Finding a charity to donate your hard-earned event money to is always tricky because you want to make sure the money is going to the people in need. Often times charities end up spending most of their funds on their own campaign and operating costs, and some even commit outright fraud! It’s all very similar to the homeless man you see standing on the freeway off-ramp: if you give him money, is he really going to go buy food or buy booze? That same feeling can get exaggerated ten-fold when finding a reputable non-profit to tie to your event, because in this case you’re dealing with other people’s money and not your own. Although having your event attached to a charity can help you increase attendance, as well as aid a worthy cause, it can also be a stressful experience choosing the right one. Thankfully there are numerous industry watchdogs out there that are helping ease the process.

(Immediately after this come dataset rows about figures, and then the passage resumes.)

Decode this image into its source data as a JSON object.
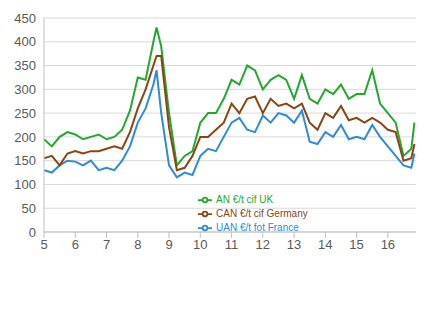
{
  "chart_data": {
    "type": "line",
    "x": [
      5,
      5.25,
      5.5,
      5.75,
      6,
      6.25,
      6.5,
      6.75,
      7,
      7.25,
      7.5,
      7.75,
      8,
      8.25,
      8.5,
      8.6,
      8.75,
      9,
      9.25,
      9.5,
      9.75,
      10,
      10.25,
      10.5,
      10.75,
      11,
      11.25,
      11.5,
      11.75,
      12,
      12.25,
      12.5,
      12.75,
      13,
      13.25,
      13.5,
      13.75,
      14,
      14.25,
      14.5,
      14.75,
      15,
      15.25,
      15.5,
      15.75,
      16,
      16.25,
      16.5,
      16.75,
      16.85
    ],
    "series": [
      {
        "name": "UAN €/t fot France",
        "color": "#2e8bd8",
        "values": [
          130,
          125,
          140,
          150,
          148,
          140,
          150,
          130,
          135,
          130,
          150,
          180,
          230,
          260,
          310,
          340,
          250,
          140,
          115,
          125,
          120,
          160,
          175,
          170,
          200,
          230,
          240,
          215,
          210,
          245,
          230,
          250,
          245,
          230,
          255,
          190,
          185,
          210,
          200,
          225,
          195,
          200,
          195,
          225,
          200,
          180,
          160,
          140,
          135,
          165
        ]
      },
      {
        "name": "AN €/t cif UK",
        "color": "#22a82e",
        "values": [
          195,
          180,
          200,
          210,
          205,
          195,
          200,
          205,
          195,
          200,
          215,
          255,
          325,
          320,
          400,
          430,
          390,
          250,
          140,
          160,
          170,
          230,
          250,
          250,
          280,
          320,
          310,
          350,
          340,
          300,
          320,
          330,
          320,
          280,
          330,
          280,
          270,
          300,
          290,
          310,
          280,
          290,
          290,
          340,
          270,
          250,
          230,
          160,
          175,
          230
        ]
      },
      {
        "name": "CAN €/t cif Germany",
        "color": "#8b4513",
        "values": [
          155,
          160,
          140,
          165,
          170,
          165,
          170,
          170,
          175,
          180,
          175,
          210,
          260,
          300,
          350,
          370,
          370,
          220,
          130,
          135,
          160,
          200,
          200,
          215,
          230,
          270,
          250,
          280,
          285,
          250,
          280,
          265,
          270,
          260,
          270,
          230,
          215,
          250,
          240,
          265,
          235,
          240,
          230,
          240,
          230,
          215,
          210,
          150,
          155,
          185
        ]
      }
    ],
    "xlim": [
      5,
      16.9
    ],
    "xticks": [
      5,
      6,
      7,
      8,
      9,
      10,
      11,
      12,
      13,
      14,
      15,
      16
    ],
    "ylim": [
      0,
      450
    ],
    "yticks": [
      0,
      50,
      100,
      150,
      200,
      250,
      300,
      350,
      400,
      450
    ],
    "grid": true,
    "legend": "bottom"
  }
}
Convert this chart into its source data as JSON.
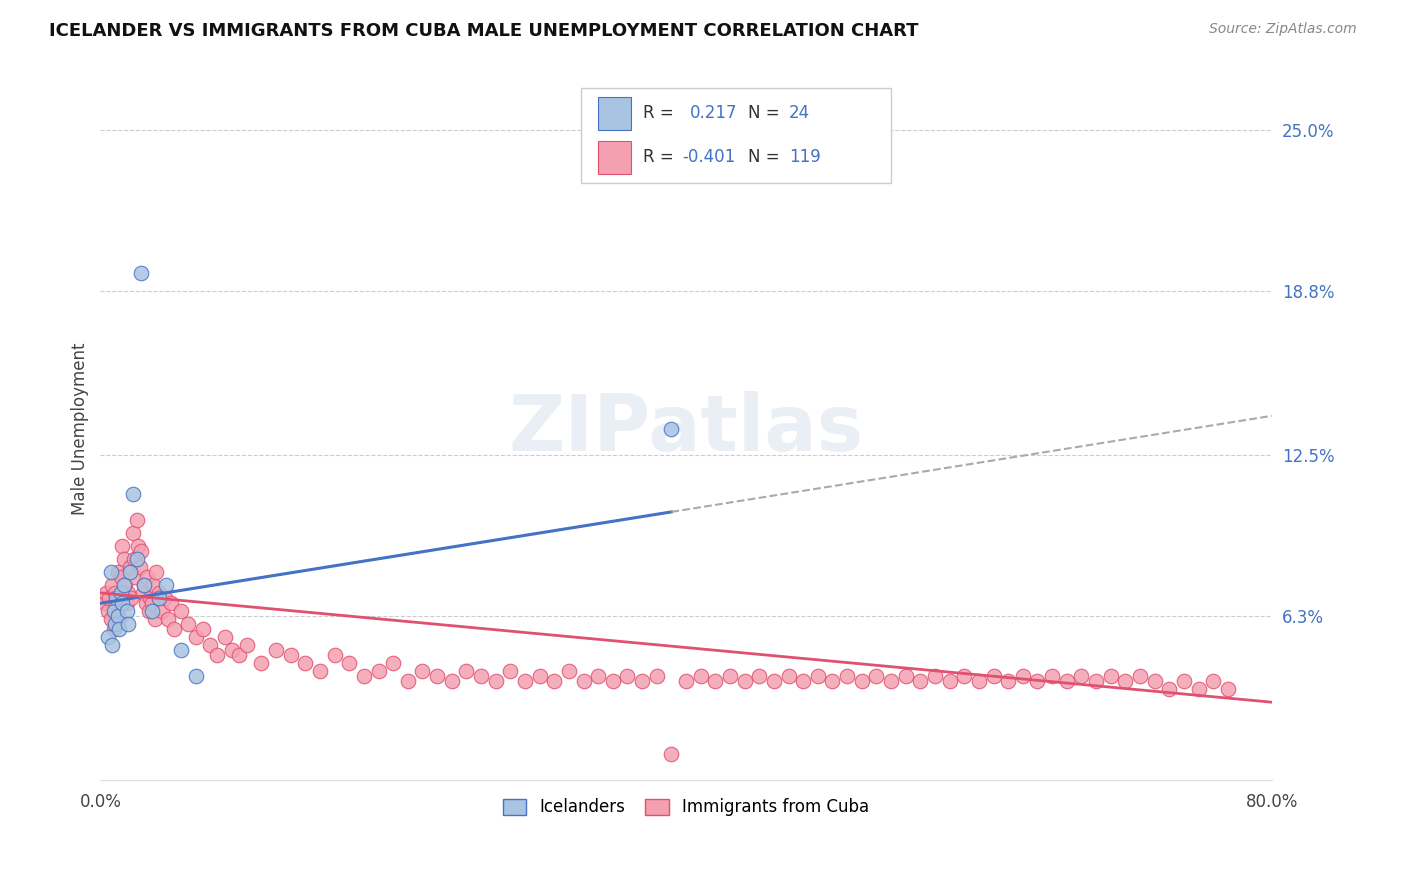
{
  "title": "ICELANDER VS IMMIGRANTS FROM CUBA MALE UNEMPLOYMENT CORRELATION CHART",
  "source": "Source: ZipAtlas.com",
  "ylabel": "Male Unemployment",
  "y_tick_labels_right": [
    "25.0%",
    "18.8%",
    "12.5%",
    "6.3%"
  ],
  "y_tick_values": [
    0.25,
    0.188,
    0.125,
    0.063
  ],
  "xlim": [
    0.0,
    0.8
  ],
  "ylim": [
    0.0,
    0.27
  ],
  "legend_label_1": "Icelanders",
  "legend_label_2": "Immigrants from Cuba",
  "R1": 0.217,
  "N1": 24,
  "R2": -0.401,
  "N2": 119,
  "icelander_color": "#a8c4e0",
  "cuba_color": "#f4a0b0",
  "trend_color_1": "#4472c4",
  "trend_color_2": "#e05070",
  "watermark": "ZIPatlas",
  "background_color": "#ffffff",
  "grid_color": "#cccccc",
  "icelander_x": [
    0.005,
    0.007,
    0.008,
    0.009,
    0.01,
    0.011,
    0.012,
    0.013,
    0.014,
    0.015,
    0.016,
    0.018,
    0.019,
    0.02,
    0.022,
    0.025,
    0.028,
    0.03,
    0.035,
    0.04,
    0.045,
    0.055,
    0.065,
    0.39
  ],
  "icelander_y": [
    0.055,
    0.08,
    0.052,
    0.065,
    0.06,
    0.07,
    0.063,
    0.058,
    0.072,
    0.068,
    0.075,
    0.065,
    0.06,
    0.08,
    0.11,
    0.085,
    0.195,
    0.075,
    0.065,
    0.07,
    0.075,
    0.05,
    0.04,
    0.135
  ],
  "cuba_x": [
    0.003,
    0.004,
    0.005,
    0.006,
    0.007,
    0.008,
    0.009,
    0.01,
    0.011,
    0.012,
    0.013,
    0.014,
    0.015,
    0.016,
    0.017,
    0.018,
    0.019,
    0.02,
    0.021,
    0.022,
    0.023,
    0.024,
    0.025,
    0.026,
    0.027,
    0.028,
    0.029,
    0.03,
    0.031,
    0.032,
    0.033,
    0.034,
    0.035,
    0.036,
    0.037,
    0.038,
    0.04,
    0.042,
    0.044,
    0.046,
    0.048,
    0.05,
    0.055,
    0.06,
    0.065,
    0.07,
    0.075,
    0.08,
    0.085,
    0.09,
    0.095,
    0.1,
    0.11,
    0.12,
    0.13,
    0.14,
    0.15,
    0.16,
    0.17,
    0.18,
    0.19,
    0.2,
    0.21,
    0.22,
    0.23,
    0.24,
    0.25,
    0.26,
    0.27,
    0.28,
    0.29,
    0.3,
    0.31,
    0.32,
    0.33,
    0.34,
    0.35,
    0.36,
    0.37,
    0.38,
    0.39,
    0.4,
    0.41,
    0.42,
    0.43,
    0.44,
    0.45,
    0.46,
    0.47,
    0.48,
    0.49,
    0.5,
    0.51,
    0.52,
    0.53,
    0.54,
    0.55,
    0.56,
    0.57,
    0.58,
    0.59,
    0.6,
    0.61,
    0.62,
    0.63,
    0.64,
    0.65,
    0.66,
    0.67,
    0.68,
    0.69,
    0.7,
    0.71,
    0.72,
    0.73,
    0.74,
    0.75,
    0.76,
    0.77
  ],
  "cuba_y": [
    0.068,
    0.072,
    0.065,
    0.07,
    0.062,
    0.075,
    0.058,
    0.072,
    0.068,
    0.08,
    0.062,
    0.078,
    0.09,
    0.085,
    0.075,
    0.068,
    0.072,
    0.082,
    0.07,
    0.095,
    0.085,
    0.078,
    0.1,
    0.09,
    0.082,
    0.088,
    0.072,
    0.075,
    0.068,
    0.078,
    0.065,
    0.07,
    0.068,
    0.075,
    0.062,
    0.08,
    0.072,
    0.065,
    0.07,
    0.062,
    0.068,
    0.058,
    0.065,
    0.06,
    0.055,
    0.058,
    0.052,
    0.048,
    0.055,
    0.05,
    0.048,
    0.052,
    0.045,
    0.05,
    0.048,
    0.045,
    0.042,
    0.048,
    0.045,
    0.04,
    0.042,
    0.045,
    0.038,
    0.042,
    0.04,
    0.038,
    0.042,
    0.04,
    0.038,
    0.042,
    0.038,
    0.04,
    0.038,
    0.042,
    0.038,
    0.04,
    0.038,
    0.04,
    0.038,
    0.04,
    0.01,
    0.038,
    0.04,
    0.038,
    0.04,
    0.038,
    0.04,
    0.038,
    0.04,
    0.038,
    0.04,
    0.038,
    0.04,
    0.038,
    0.04,
    0.038,
    0.04,
    0.038,
    0.04,
    0.038,
    0.04,
    0.038,
    0.04,
    0.038,
    0.04,
    0.038,
    0.04,
    0.038,
    0.04,
    0.038,
    0.04,
    0.038,
    0.04,
    0.038,
    0.035,
    0.038,
    0.035,
    0.038,
    0.035
  ],
  "trend1_x0": 0.0,
  "trend1_y0": 0.068,
  "trend1_x1": 0.8,
  "trend1_y1": 0.14,
  "trend2_x0": 0.0,
  "trend2_y0": 0.072,
  "trend2_x1": 0.8,
  "trend2_y1": 0.03
}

To locate and weed out non-efficient or fraudulent charity organizations, the Better Business Bureau’s Wise Giving Alliance has recently changed its guidelines when it comes to evaluating charities. In order to be considered reputable by the BBB, a charity/non-profit must spend at least 65% of its revenue on its needy. The charity must also send annual reports to the BBB, quickly reply to any complaints, and meet a long list of qualifications (see the full “standards for charity accountability”). Some feel the BBB’s system is flawed however, because it is dependent on full cooperation of charities to accurately disclose all financials, complete a questionnaire, and comply with all additional requests for information. Regardless, it’s still a great reference point.

Another organization known as the American Institute of Philanthropy evaluates and scrutinizes charity tax forms along with audited financial statements in order to pinpoint sub-par charities and “maximize the effectiveness of every dollar contributed.” Their validity lies in their industry independence, meaning they do not charge charities to appear on their lists and they do not accept advertising on their site. Furthermore, they evaluate many charities the BBB may skip including social welfare groups not eligible for tax-deductible contributions, like the ACLU and HRC.

Finally there are numerous independent organizations such as Guidestar and Charity Navigator, with user-friendly interfaces that help simplify charity breakdowns. In addition, many state regulators are beginning to build their own standards for charities and making their findings available to the public (for Californias go to With all these tools in place, finding a reputable charity has never been easier.